Nick remained on his knees, staring numbly at the body. They couldn't stay. He couldn't stay. He wanted to – more than he could express, it was a desire that seemed to burn him from the inside out – but he knew the choice he had to make. He couldn't put the others in danger just because he wanted to die too, to be released from this agonizing hell.
All he felt was pain.
He knew he had to fight through it.
Before he clumsily got to his feet, he reached over and grabbed the dead man's hat, not even bothering to wipe off the blood that was smeared across the visor, and put it in his pocket.
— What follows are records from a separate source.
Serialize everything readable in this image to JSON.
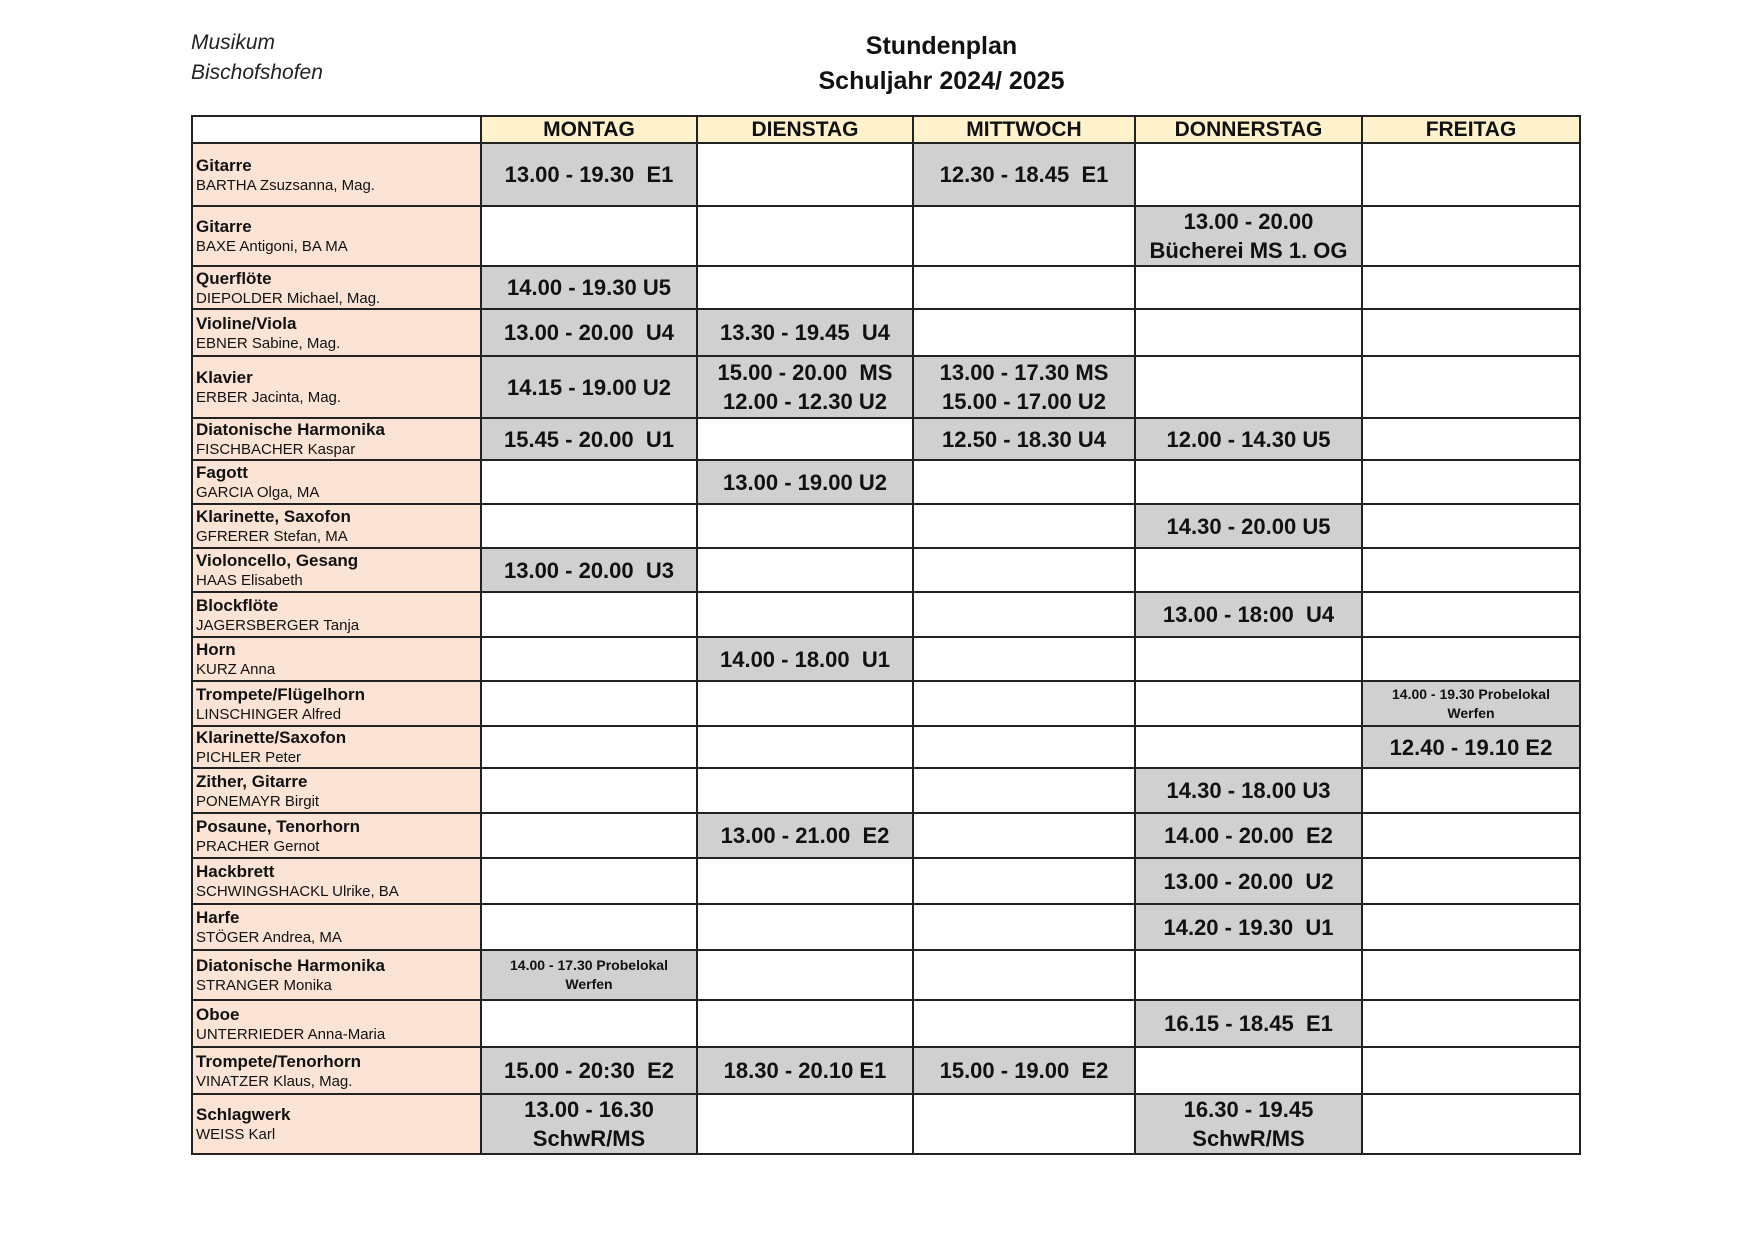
{
  "header": {
    "org_line1": "Musikum",
    "org_line2": "Bischofshofen",
    "title": "Stundenplan",
    "subtitle": "Schuljahr 2024/ 2025"
  },
  "colors": {
    "day_header": "#fff2cc",
    "name_column": "#fbe4d5",
    "occupied_slot": "#d0d0d0"
  },
  "days": [
    "MONTAG",
    "DIENSTAG",
    "MITTWOCH",
    "DONNERSTAG",
    "FREITAG"
  ],
  "rows": [
    {
      "instrument": "Gitarre",
      "teacher": "BARTHA Zsuzsanna, Mag.",
      "slots": [
        [
          "13.00 - 19.30  E1"
        ],
        [],
        [
          "12.30 - 18.45  E1"
        ],
        [],
        []
      ]
    },
    {
      "instrument": "Gitarre",
      "teacher": "BAXE Antigoni, BA MA",
      "slots": [
        [],
        [],
        [],
        [
          "13.00 - 20.00",
          "Bücherei MS 1. OG"
        ],
        []
      ]
    },
    {
      "instrument": "Querflöte",
      "teacher": "DIEPOLDER Michael, Mag.",
      "slots": [
        [
          "14.00 - 19.30 U5"
        ],
        [],
        [],
        [],
        []
      ]
    },
    {
      "instrument": "Violine/Viola",
      "teacher": "EBNER Sabine, Mag.",
      "slots": [
        [
          "13.00 - 20.00  U4"
        ],
        [
          "13.30 - 19.45  U4"
        ],
        [],
        [],
        []
      ]
    },
    {
      "instrument": "Klavier",
      "teacher": "ERBER Jacinta, Mag.",
      "slots": [
        [
          "14.15 - 19.00 U2"
        ],
        [
          "15.00 - 20.00  MS",
          "12.00 - 12.30 U2"
        ],
        [
          "13.00 - 17.30 MS",
          "15.00 - 17.00 U2"
        ],
        [],
        []
      ]
    },
    {
      "instrument": "Diatonische Harmonika",
      "teacher": "FISCHBACHER Kaspar",
      "slots": [
        [
          "15.45 - 20.00  U1"
        ],
        [],
        [
          "12.50 - 18.30 U4"
        ],
        [
          "12.00 - 14.30 U5"
        ],
        []
      ]
    },
    {
      "instrument": "Fagott",
      "teacher": "GARCIA Olga, MA",
      "slots": [
        [],
        [
          "13.00 - 19.00 U2"
        ],
        [],
        [],
        []
      ]
    },
    {
      "instrument": "Klarinette, Saxofon",
      "teacher": "GFRERER Stefan, MA",
      "slots": [
        [],
        [],
        [],
        [
          "14.30 - 20.00 U5"
        ],
        []
      ]
    },
    {
      "instrument": "Violoncello, Gesang",
      "teacher": "HAAS Elisabeth",
      "slots": [
        [
          "13.00 - 20.00  U3"
        ],
        [],
        [],
        [],
        []
      ]
    },
    {
      "instrument": "Blockflöte",
      "teacher": "JAGERSBERGER Tanja",
      "slots": [
        [],
        [],
        [],
        [
          "13.00 - 18:00  U4"
        ],
        []
      ]
    },
    {
      "instrument": "Horn",
      "teacher": "KURZ Anna",
      "slots": [
        [],
        [
          "14.00 - 18.00  U1"
        ],
        [],
        [],
        []
      ]
    },
    {
      "instrument": "Trompete/Flügelhorn",
      "teacher": "LINSCHINGER Alfred",
      "slots": [
        [],
        [],
        [],
        [],
        [
          "14.00 - 19.30 Probelokal",
          "Werfen"
        ]
      ],
      "small": [
        4
      ]
    },
    {
      "instrument": "Klarinette/Saxofon",
      "teacher": "PICHLER Peter",
      "slots": [
        [],
        [],
        [],
        [],
        [
          "12.40 - 19.10 E2"
        ]
      ]
    },
    {
      "instrument": "Zither, Gitarre",
      "teacher": "PONEMAYR Birgit",
      "slots": [
        [],
        [],
        [],
        [
          "14.30 - 18.00 U3"
        ],
        []
      ]
    },
    {
      "instrument": "Posaune, Tenorhorn",
      "teacher": "PRACHER Gernot",
      "slots": [
        [],
        [
          "13.00 - 21.00  E2"
        ],
        [],
        [
          "14.00 - 20.00  E2"
        ],
        []
      ]
    },
    {
      "instrument": "Hackbrett",
      "teacher": "SCHWINGSHACKL Ulrike, BA",
      "slots": [
        [],
        [],
        [],
        [
          "13.00 - 20.00  U2"
        ],
        []
      ]
    },
    {
      "instrument": "Harfe",
      "teacher": "STÖGER Andrea, MA",
      "slots": [
        [],
        [],
        [],
        [
          "14.20 - 19.30  U1"
        ],
        []
      ]
    },
    {
      "instrument": "Diatonische Harmonika",
      "teacher": "STRANGER Monika",
      "slots": [
        [
          "14.00 - 17.30 Probelokal",
          "Werfen"
        ],
        [],
        [],
        [],
        []
      ],
      "small": [
        0
      ]
    },
    {
      "instrument": "Oboe",
      "teacher": "UNTERRIEDER Anna-Maria",
      "slots": [
        [],
        [],
        [],
        [
          "16.15 - 18.45  E1"
        ],
        []
      ]
    },
    {
      "instrument": "Trompete/Tenorhorn",
      "teacher": "VINATZER Klaus, Mag.",
      "slots": [
        [
          "15.00 - 20:30  E2"
        ],
        [
          "18.30 - 20.10 E1"
        ],
        [
          "15.00 - 19.00  E2"
        ],
        [],
        []
      ]
    },
    {
      "instrument": "Schlagwerk",
      "teacher": "WEISS Karl",
      "slots": [
        [
          "13.00 - 16.30",
          "SchwR/MS"
        ],
        [],
        [],
        [
          "16.30 - 19.45",
          "SchwR/MS"
        ],
        []
      ]
    }
  ]
}
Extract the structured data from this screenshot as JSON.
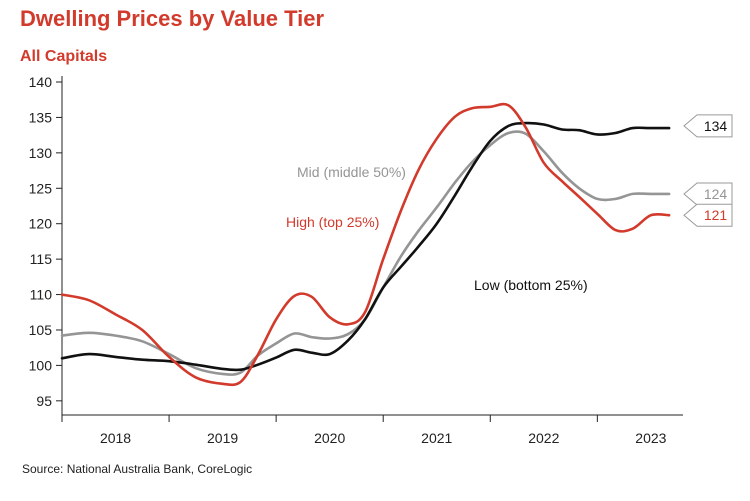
{
  "title": "Dwelling Prices by Value Tier",
  "subtitle": "All Capitals",
  "source": "Source: National Australia Bank, CoreLogic",
  "chart_data": {
    "type": "line",
    "title": "Dwelling Prices by Value Tier",
    "subtitle": "All Capitals",
    "xlabel": "",
    "ylabel": "",
    "ylim": [
      93,
      140
    ],
    "xlim": [
      2017.5,
      2023.3
    ],
    "yticks": [
      95,
      100,
      105,
      110,
      115,
      120,
      125,
      130,
      135,
      140
    ],
    "xticks": [
      {
        "label": "2018",
        "pos": 2018.0
      },
      {
        "label": "2019",
        "pos": 2019.0
      },
      {
        "label": "2020",
        "pos": 2020.0
      },
      {
        "label": "2021",
        "pos": 2021.0
      },
      {
        "label": "2022",
        "pos": 2022.0
      },
      {
        "label": "2023",
        "pos": 2023.0
      }
    ],
    "xseparators": [
      2017.5,
      2018.5,
      2019.5,
      2020.5,
      2021.5,
      2022.5
    ],
    "grid": false,
    "series": [
      {
        "name": "High (top 25%)",
        "color": "#d23a2c",
        "end_label": "121",
        "x": [
          2017.5,
          2017.75,
          2018.0,
          2018.25,
          2018.5,
          2018.75,
          2019.0,
          2019.17,
          2019.33,
          2019.5,
          2019.67,
          2019.83,
          2020.0,
          2020.17,
          2020.33,
          2020.5,
          2020.67,
          2020.83,
          2021.0,
          2021.17,
          2021.33,
          2021.5,
          2021.67,
          2021.83,
          2022.0,
          2022.17,
          2022.33,
          2022.5,
          2022.67,
          2022.83,
          2023.0,
          2023.17
        ],
        "values": [
          110.0,
          109.2,
          107.2,
          105.0,
          101.2,
          98.3,
          97.4,
          97.7,
          101.5,
          106.5,
          109.8,
          109.7,
          106.8,
          105.8,
          107.5,
          115.0,
          122.0,
          127.6,
          132.0,
          135.1,
          136.3,
          136.5,
          136.7,
          133.6,
          128.6,
          126.0,
          123.8,
          121.4,
          119.1,
          119.3,
          121.2,
          121.2
        ]
      },
      {
        "name": "Mid (middle 50%)",
        "color": "#959595",
        "end_label": "124",
        "x": [
          2017.5,
          2017.75,
          2018.0,
          2018.25,
          2018.5,
          2018.75,
          2019.0,
          2019.17,
          2019.33,
          2019.5,
          2019.67,
          2019.83,
          2020.0,
          2020.17,
          2020.33,
          2020.5,
          2020.67,
          2020.83,
          2021.0,
          2021.17,
          2021.33,
          2021.5,
          2021.67,
          2021.83,
          2022.0,
          2022.17,
          2022.33,
          2022.5,
          2022.67,
          2022.83,
          2023.0,
          2023.17
        ],
        "values": [
          104.2,
          104.6,
          104.2,
          103.4,
          101.6,
          99.6,
          98.8,
          99.0,
          101.4,
          103.1,
          104.5,
          104.0,
          103.8,
          104.4,
          106.5,
          111.0,
          115.5,
          119.0,
          122.3,
          125.8,
          128.7,
          131.1,
          132.8,
          132.7,
          130.2,
          127.2,
          125.0,
          123.5,
          123.5,
          124.2,
          124.2,
          124.2
        ]
      },
      {
        "name": "Low (bottom 25%)",
        "color": "#111111",
        "end_label": "134",
        "x": [
          2017.5,
          2017.75,
          2018.0,
          2018.25,
          2018.5,
          2018.75,
          2019.0,
          2019.17,
          2019.33,
          2019.5,
          2019.67,
          2019.83,
          2020.0,
          2020.17,
          2020.33,
          2020.5,
          2020.67,
          2020.83,
          2021.0,
          2021.17,
          2021.33,
          2021.5,
          2021.67,
          2021.83,
          2022.0,
          2022.17,
          2022.33,
          2022.5,
          2022.67,
          2022.83,
          2023.0,
          2023.17
        ],
        "values": [
          101.0,
          101.6,
          101.2,
          100.8,
          100.6,
          100.1,
          99.5,
          99.4,
          100.1,
          101.1,
          102.2,
          101.8,
          101.6,
          103.5,
          106.5,
          111.0,
          114.0,
          116.8,
          120.0,
          124.0,
          128.0,
          131.7,
          133.8,
          134.2,
          134.0,
          133.3,
          133.2,
          132.6,
          132.8,
          133.5,
          133.5,
          133.5
        ]
      }
    ],
    "annotations": [
      {
        "text": "Mid (middle 50%)",
        "series": 1
      },
      {
        "text": "High (top 25%)",
        "series": 0
      },
      {
        "text": "Low (bottom 25%)",
        "series": 2
      }
    ]
  }
}
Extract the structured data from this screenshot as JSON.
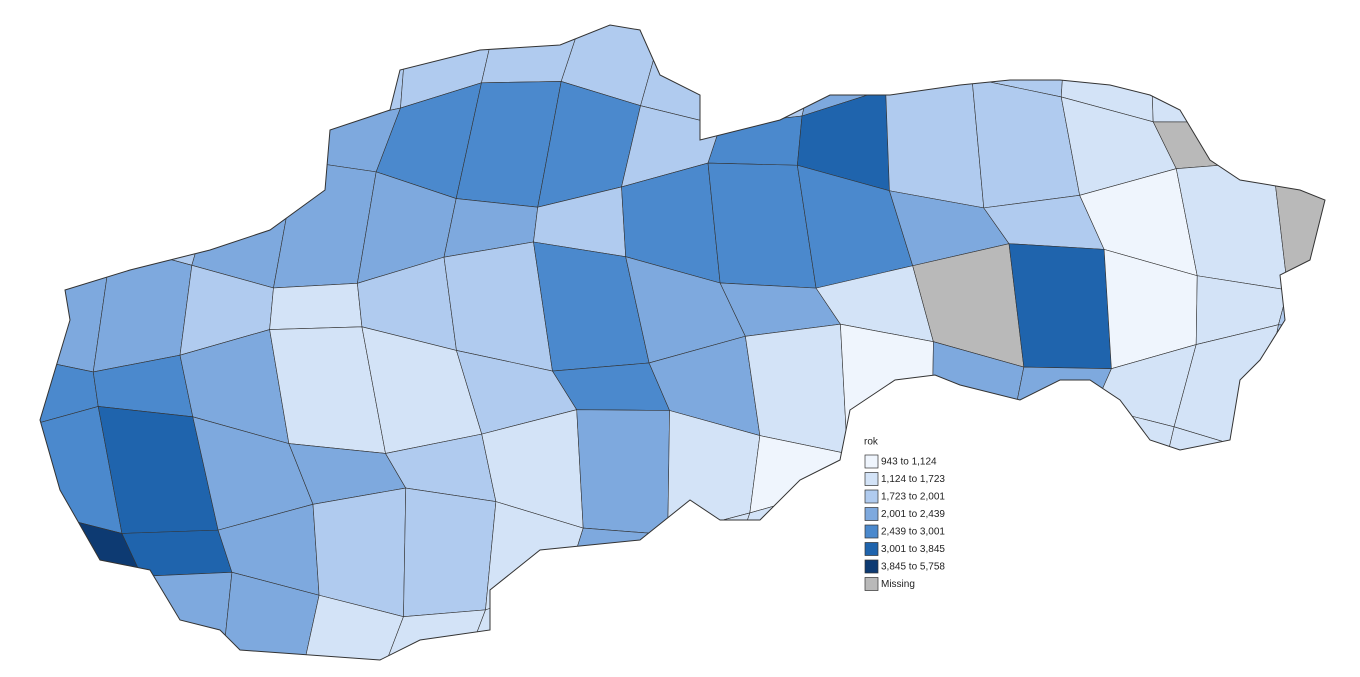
{
  "legend": {
    "title": "rok",
    "items": [
      {
        "label": "943 to 1,124",
        "color": "#eff5fd"
      },
      {
        "label": "1,124 to 1,723",
        "color": "#d3e3f7"
      },
      {
        "label": "1,723 to 2,001",
        "color": "#b0cbef"
      },
      {
        "label": "2,001 to 2,439",
        "color": "#7ea9de"
      },
      {
        "label": "2,439 to 3,001",
        "color": "#4b89cd"
      },
      {
        "label": "3,001 to 3,845",
        "color": "#1f64ad"
      },
      {
        "label": "3,845 to 5,758",
        "color": "#0d3a72"
      },
      {
        "label": "Missing",
        "color": "#b9b9b9"
      }
    ]
  }
}
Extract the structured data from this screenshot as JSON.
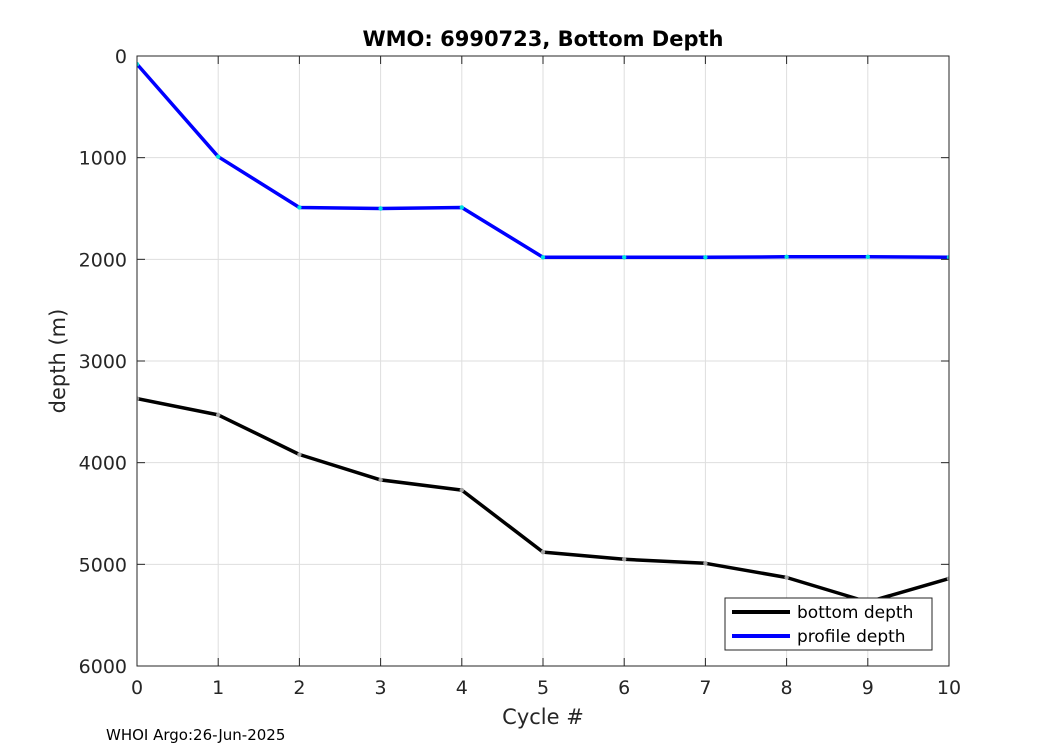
{
  "chart_data": {
    "type": "line",
    "title": "WMO: 6990723, Bottom Depth",
    "xlabel": "Cycle #",
    "ylabel": "depth (m)",
    "xlim": [
      0,
      10
    ],
    "ylim": [
      0,
      6000
    ],
    "y_reversed": true,
    "grid": true,
    "x_ticks": [
      0,
      1,
      2,
      3,
      4,
      5,
      6,
      7,
      8,
      9,
      10
    ],
    "y_ticks": [
      0,
      1000,
      2000,
      3000,
      4000,
      5000,
      6000
    ],
    "legend_position": "bottom-right",
    "series": [
      {
        "name": "bottom depth",
        "color": "#000000",
        "marker_color": "#a0a0a0",
        "x": [
          0,
          1,
          2,
          3,
          4,
          5,
          6,
          7,
          8,
          9,
          10
        ],
        "y": [
          3370,
          3530,
          3920,
          4170,
          4270,
          4880,
          4950,
          4990,
          5130,
          5370,
          5140
        ]
      },
      {
        "name": "profile depth",
        "color": "#0000ff",
        "marker_color": "#00e0e0",
        "x": [
          0,
          1,
          2,
          3,
          4,
          5,
          6,
          7,
          8,
          9,
          10
        ],
        "y": [
          80,
          990,
          1490,
          1500,
          1490,
          1980,
          1980,
          1980,
          1975,
          1975,
          1980
        ]
      }
    ]
  },
  "footer": {
    "text": "WHOI Argo:26-Jun-2025"
  }
}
He swayed, looking down, wondering if he'd forget all the words they'd said to each other, the words they'd never said, the gestures, the exchanged smiles. He prayed he never would. It would be difficult to live with, being able to recall the happiness he'd experienced, the first real taste of love, but he wanted that.
He knew he'd always regret not telling the man how he felt. That was inevitable. But, as he placed his hand in his pocket and gripped the tow-truck hat, he knew he'd be able to live with the sadness. For a short time, he'd known true happiness. That made it all worthwhile.
He took a deep breath, tensed up, tried to soak in everything about the man on the floor just one last time, and turned away. He walked stiffly to the doorway and softly called through, "I'm ready."
Other note: This has been sitting on my computer for a very long time, before I moved away from home and away from my friends to be with my boyfriend. Days after having him break up with me, I came across this. Broke my heart. Almost as if I'd been predicting the future. Seems stupid, not being able to take my own words at face value and move the fuck on, but I feel like I'm Nick and my failed relationship is Ellis. It's so hard to leave the pieces on the floor and get up and walk away. Just leave them there. And try not to look back.
To anyone out there who's suffering like I am right now, keep on struggling. I'd like to say it gets better, but I don't see it just now so I can't say it. But the days get easier, somehow. They do.